Having concluded their due diligence, the 152 bidders were given till 5 pm yesterday to submit their technical and financial proposals along with their bid bonds.
The Director General of BPE, Ms. Bolanle Onagoruwa, had disclosed last month that an estimated N200 billion would be realised from the privatisation of the 18 successor companies.
She however explained that the bulk of the revenue would come at the conclusion of the privatisation of the successor companies.
Onagoruwa also stated that the privatisation of the Olorunsogo power plant would be consummated within a month, noting that over N1.2 billion had so far been garnered as privatisation proceeds for 2012.
She noted that the bureau’s work plan was proceeding with vigour in spite of delays in the release of the capital budget containing BPE’s approved transaction budget.
The thermal power generating companies listed for privatisation are: Ughelli Power Plc with an installed capacity of 972mw; Geregu Power Plc – 414mw; Afam Power Plc comprising Afam I-V – 776mw; and Sapele Power Plc – 1020mw.
The Discos are: Abuja Electricity Distribution Company Plc; Benin Electricity Distribution Company Plc; Enugu Electricity Distribution Company Plc; Eko Electricity Distribution Company Plc; Ibadan Electricity Distribution Company Plc; Ikeja Electricity Distribution Company Plc; Jos Electricity Distribution Company Plc; Kaduna Electricity Distribution Company Plc; Kano Electricity Distribution Company Plc; Port Harcourt Electricity Distribution Company Plc; and Yola Electricity Distribution Company Plc.
As the privatisation programme for the electricity assets remains on track, the Nigerian Electricity Regulatory Commission (NERC) and BPE have met with the Canadian power firm, Manitoba Hydro International, to review terms and conditions in the contract that will see Manitoba assume operational control of the Transmission Company of Nigeria (TCN). The takeover of TCN by Manitoba is slated for July 30.
This development is coming on the heels of sharp criticism of the privatisation process by the Chairman of NERC, Dr. Sam Amadi, who has warned that the country was on the verge of selling off its power facilities to prospective investors.
According to a statement from NERC’s Assistant General Manager, Media, Maryam Abubakar, Tuesday in Abuja, the commission met with the management of Manitoba and representatives from BPE at its headquarters where it harped on efficiency of TCN under the new contract management.
NERC also warned that system collapses in the power sector would be unacceptable in line with the terms of their contract.
Amadi was quoted to have said that the commission's interest as a regulator was to ensure that Manitoba fulfils its contractual obligations, adding that NERC expects a comprehensive management plan that includes a work plan, milestones and performance indicators from Manitoba.
Meanwhile, Amadi in an interview with journalists expressed his reservations about the ongoing PHCN privatisation process, saying that perhaps, Nigeria was not in control of the process.

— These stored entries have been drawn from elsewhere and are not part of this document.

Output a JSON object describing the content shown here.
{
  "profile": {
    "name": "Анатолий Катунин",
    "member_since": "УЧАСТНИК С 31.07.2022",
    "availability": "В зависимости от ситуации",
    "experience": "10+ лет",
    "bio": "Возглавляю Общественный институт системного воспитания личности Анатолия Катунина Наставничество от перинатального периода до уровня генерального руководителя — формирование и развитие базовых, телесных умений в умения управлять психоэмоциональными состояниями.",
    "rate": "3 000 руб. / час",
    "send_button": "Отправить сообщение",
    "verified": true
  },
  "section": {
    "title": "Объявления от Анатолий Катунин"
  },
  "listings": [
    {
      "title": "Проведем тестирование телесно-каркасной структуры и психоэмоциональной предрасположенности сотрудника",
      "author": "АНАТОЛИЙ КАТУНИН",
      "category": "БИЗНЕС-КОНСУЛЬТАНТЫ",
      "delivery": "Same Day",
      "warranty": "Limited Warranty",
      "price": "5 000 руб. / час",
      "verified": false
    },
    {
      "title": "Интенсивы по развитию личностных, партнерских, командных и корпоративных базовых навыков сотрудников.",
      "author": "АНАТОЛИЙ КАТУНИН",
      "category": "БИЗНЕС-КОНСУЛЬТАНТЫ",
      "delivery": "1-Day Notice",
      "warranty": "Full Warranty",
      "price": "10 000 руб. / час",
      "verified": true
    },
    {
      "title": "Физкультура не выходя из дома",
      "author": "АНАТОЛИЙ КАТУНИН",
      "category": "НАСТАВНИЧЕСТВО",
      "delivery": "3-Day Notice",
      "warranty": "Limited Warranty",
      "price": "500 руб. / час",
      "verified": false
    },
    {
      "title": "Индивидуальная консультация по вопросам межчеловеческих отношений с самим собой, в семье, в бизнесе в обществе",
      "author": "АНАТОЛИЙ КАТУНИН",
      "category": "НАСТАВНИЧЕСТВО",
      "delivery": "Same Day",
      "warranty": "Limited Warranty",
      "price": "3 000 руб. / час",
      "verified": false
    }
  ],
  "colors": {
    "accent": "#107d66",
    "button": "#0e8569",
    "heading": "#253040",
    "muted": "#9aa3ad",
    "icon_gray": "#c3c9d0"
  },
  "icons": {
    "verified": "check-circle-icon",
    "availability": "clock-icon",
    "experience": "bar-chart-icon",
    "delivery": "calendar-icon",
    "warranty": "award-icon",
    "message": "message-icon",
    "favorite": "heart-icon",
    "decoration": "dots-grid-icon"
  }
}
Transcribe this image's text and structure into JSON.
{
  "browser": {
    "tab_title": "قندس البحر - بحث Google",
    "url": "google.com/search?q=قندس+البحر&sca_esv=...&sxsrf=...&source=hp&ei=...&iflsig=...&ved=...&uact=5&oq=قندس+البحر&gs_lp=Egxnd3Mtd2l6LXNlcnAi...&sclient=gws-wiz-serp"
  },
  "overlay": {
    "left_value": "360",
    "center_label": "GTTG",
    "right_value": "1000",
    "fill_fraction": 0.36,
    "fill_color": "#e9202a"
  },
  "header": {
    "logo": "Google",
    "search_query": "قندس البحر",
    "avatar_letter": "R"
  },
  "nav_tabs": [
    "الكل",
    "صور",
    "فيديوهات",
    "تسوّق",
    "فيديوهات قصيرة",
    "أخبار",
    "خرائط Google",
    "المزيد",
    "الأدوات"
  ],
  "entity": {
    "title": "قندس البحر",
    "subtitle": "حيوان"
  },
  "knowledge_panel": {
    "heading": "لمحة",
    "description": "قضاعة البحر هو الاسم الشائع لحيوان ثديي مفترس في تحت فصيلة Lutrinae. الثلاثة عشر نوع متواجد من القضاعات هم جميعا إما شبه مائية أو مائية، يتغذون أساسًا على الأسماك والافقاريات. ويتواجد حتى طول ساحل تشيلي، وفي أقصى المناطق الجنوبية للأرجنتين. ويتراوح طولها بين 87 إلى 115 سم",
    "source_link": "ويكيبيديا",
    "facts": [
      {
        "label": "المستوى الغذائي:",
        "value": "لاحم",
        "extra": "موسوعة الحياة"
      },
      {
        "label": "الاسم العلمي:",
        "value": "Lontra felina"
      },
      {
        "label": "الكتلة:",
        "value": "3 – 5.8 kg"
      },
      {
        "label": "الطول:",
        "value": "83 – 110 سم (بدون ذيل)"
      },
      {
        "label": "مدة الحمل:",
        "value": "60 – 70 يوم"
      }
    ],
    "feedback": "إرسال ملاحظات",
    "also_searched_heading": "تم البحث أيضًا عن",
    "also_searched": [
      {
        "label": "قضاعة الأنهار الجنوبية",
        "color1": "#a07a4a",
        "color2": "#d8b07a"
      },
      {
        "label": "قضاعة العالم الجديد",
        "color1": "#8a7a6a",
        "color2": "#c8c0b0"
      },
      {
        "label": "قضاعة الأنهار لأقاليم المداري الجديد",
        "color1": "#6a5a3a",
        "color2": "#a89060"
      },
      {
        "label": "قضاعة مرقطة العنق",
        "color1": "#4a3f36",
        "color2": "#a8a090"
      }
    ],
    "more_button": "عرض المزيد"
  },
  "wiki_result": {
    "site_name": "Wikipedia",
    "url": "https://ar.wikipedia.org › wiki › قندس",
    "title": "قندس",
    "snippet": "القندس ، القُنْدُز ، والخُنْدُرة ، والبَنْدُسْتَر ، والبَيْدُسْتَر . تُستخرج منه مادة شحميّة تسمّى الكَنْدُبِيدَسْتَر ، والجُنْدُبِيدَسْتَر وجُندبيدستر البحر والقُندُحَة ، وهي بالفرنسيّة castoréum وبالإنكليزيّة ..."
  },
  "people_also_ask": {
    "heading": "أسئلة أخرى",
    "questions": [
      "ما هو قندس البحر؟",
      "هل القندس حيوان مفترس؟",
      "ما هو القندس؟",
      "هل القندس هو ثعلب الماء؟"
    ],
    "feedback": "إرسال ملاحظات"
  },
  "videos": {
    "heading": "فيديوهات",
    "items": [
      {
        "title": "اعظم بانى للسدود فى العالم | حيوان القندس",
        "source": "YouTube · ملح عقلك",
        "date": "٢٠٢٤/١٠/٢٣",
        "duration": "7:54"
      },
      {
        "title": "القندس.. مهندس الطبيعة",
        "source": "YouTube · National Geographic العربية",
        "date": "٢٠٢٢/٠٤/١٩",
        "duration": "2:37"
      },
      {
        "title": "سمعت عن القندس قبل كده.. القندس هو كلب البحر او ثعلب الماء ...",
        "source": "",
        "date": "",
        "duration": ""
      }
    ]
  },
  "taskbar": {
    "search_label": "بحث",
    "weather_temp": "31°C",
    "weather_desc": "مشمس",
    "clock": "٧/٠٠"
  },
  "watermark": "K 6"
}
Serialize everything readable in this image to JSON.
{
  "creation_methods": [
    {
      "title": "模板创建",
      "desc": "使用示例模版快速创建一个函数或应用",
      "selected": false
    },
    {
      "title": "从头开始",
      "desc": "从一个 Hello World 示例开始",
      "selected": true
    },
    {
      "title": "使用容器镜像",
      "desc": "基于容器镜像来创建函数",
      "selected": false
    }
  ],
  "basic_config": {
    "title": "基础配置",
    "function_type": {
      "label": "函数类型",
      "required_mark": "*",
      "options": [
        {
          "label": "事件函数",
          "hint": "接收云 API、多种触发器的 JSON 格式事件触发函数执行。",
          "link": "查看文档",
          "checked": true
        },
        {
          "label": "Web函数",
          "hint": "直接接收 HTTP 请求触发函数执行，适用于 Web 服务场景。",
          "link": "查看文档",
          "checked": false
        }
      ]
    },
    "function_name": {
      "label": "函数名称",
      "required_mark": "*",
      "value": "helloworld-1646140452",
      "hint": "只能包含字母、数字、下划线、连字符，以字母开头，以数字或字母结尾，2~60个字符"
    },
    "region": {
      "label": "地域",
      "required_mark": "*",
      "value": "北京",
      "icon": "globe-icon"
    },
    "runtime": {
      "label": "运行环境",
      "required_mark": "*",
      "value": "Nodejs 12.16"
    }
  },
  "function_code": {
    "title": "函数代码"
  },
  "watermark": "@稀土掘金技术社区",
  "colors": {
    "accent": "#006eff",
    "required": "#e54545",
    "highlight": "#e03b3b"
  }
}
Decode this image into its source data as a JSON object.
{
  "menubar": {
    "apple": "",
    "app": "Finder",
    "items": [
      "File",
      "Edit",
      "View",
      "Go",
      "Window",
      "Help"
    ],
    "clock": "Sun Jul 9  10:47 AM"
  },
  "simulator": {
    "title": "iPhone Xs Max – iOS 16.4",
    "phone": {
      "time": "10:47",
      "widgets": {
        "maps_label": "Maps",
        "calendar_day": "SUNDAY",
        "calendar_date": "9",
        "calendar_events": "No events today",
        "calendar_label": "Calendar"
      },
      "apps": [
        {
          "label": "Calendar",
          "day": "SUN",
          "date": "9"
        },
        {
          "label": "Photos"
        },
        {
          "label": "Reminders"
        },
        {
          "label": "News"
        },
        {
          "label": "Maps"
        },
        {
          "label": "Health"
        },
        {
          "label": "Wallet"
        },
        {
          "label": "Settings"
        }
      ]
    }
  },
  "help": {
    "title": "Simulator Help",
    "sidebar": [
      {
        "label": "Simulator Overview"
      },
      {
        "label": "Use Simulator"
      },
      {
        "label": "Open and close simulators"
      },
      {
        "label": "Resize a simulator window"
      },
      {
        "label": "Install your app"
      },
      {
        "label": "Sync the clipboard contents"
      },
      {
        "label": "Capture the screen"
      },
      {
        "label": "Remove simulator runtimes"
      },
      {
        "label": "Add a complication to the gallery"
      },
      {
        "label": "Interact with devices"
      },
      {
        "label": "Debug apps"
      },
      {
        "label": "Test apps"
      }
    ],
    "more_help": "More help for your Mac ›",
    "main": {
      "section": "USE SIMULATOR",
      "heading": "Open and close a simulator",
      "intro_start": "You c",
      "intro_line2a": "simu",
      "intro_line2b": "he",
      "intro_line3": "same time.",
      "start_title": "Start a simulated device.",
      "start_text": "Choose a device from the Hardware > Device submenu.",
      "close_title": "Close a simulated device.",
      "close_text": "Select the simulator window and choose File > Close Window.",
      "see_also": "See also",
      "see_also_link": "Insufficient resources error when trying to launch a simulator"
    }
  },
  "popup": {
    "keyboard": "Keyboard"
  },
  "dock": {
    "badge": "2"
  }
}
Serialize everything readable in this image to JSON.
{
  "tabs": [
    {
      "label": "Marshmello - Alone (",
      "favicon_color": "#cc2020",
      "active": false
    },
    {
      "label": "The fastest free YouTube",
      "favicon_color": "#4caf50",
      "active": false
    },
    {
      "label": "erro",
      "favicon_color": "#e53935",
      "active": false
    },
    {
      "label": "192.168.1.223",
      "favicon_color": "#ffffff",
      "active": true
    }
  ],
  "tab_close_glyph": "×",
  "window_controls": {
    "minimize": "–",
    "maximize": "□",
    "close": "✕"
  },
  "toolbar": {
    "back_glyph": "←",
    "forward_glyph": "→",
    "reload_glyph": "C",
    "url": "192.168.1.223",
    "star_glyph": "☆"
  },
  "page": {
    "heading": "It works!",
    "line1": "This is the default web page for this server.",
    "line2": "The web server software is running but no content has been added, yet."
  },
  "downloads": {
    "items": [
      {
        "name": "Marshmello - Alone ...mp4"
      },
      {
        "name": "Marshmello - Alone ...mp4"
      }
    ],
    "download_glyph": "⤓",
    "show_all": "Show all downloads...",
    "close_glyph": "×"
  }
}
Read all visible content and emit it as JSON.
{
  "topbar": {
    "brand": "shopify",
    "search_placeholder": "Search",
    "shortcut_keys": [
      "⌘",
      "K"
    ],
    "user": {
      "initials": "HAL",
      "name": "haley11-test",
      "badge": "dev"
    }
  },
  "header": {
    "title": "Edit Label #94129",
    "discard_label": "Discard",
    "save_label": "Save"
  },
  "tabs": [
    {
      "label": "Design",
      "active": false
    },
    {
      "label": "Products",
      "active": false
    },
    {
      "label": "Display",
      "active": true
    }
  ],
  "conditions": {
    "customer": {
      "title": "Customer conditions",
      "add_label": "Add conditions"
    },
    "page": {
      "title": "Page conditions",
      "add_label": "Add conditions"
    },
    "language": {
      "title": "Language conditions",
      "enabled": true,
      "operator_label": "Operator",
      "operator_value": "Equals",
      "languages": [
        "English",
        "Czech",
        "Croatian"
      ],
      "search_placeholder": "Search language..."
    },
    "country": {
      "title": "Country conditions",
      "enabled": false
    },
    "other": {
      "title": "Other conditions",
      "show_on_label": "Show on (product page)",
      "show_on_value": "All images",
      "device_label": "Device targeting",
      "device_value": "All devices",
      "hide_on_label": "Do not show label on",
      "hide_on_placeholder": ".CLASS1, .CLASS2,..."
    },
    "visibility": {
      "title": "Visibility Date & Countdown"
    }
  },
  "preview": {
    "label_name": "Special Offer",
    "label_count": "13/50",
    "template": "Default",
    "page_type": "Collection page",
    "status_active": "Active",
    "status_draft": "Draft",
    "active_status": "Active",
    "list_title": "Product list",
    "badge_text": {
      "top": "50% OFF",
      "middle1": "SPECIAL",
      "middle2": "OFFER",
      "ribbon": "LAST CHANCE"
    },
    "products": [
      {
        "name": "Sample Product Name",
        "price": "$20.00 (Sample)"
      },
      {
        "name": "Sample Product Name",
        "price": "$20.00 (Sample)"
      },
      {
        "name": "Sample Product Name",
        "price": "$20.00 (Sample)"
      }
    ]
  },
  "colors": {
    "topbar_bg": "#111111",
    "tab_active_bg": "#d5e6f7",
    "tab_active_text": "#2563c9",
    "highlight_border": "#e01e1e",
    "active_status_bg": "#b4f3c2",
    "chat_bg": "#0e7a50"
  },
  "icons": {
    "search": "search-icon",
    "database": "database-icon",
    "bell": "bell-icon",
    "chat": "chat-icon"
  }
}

He explained that reforms in the power sector were not properly followed in line with the 2001 National Electric Power Policy and Electricity Power Sector Reform (EPSR) Act of 2005 and that the sector had only recorded marginal growth which is insignificant given the country’s expectations of it.
He said: “The reform was not notably followed to the letter. The first step was to unbundle, then corporatize the entities. What that means is that you begin to run those entities as they are independent, corporate entities with self governance.
“Take for example, ESKOM of South Africa is a publicly-owned company but it is efficient and returning revenue to government,” he said.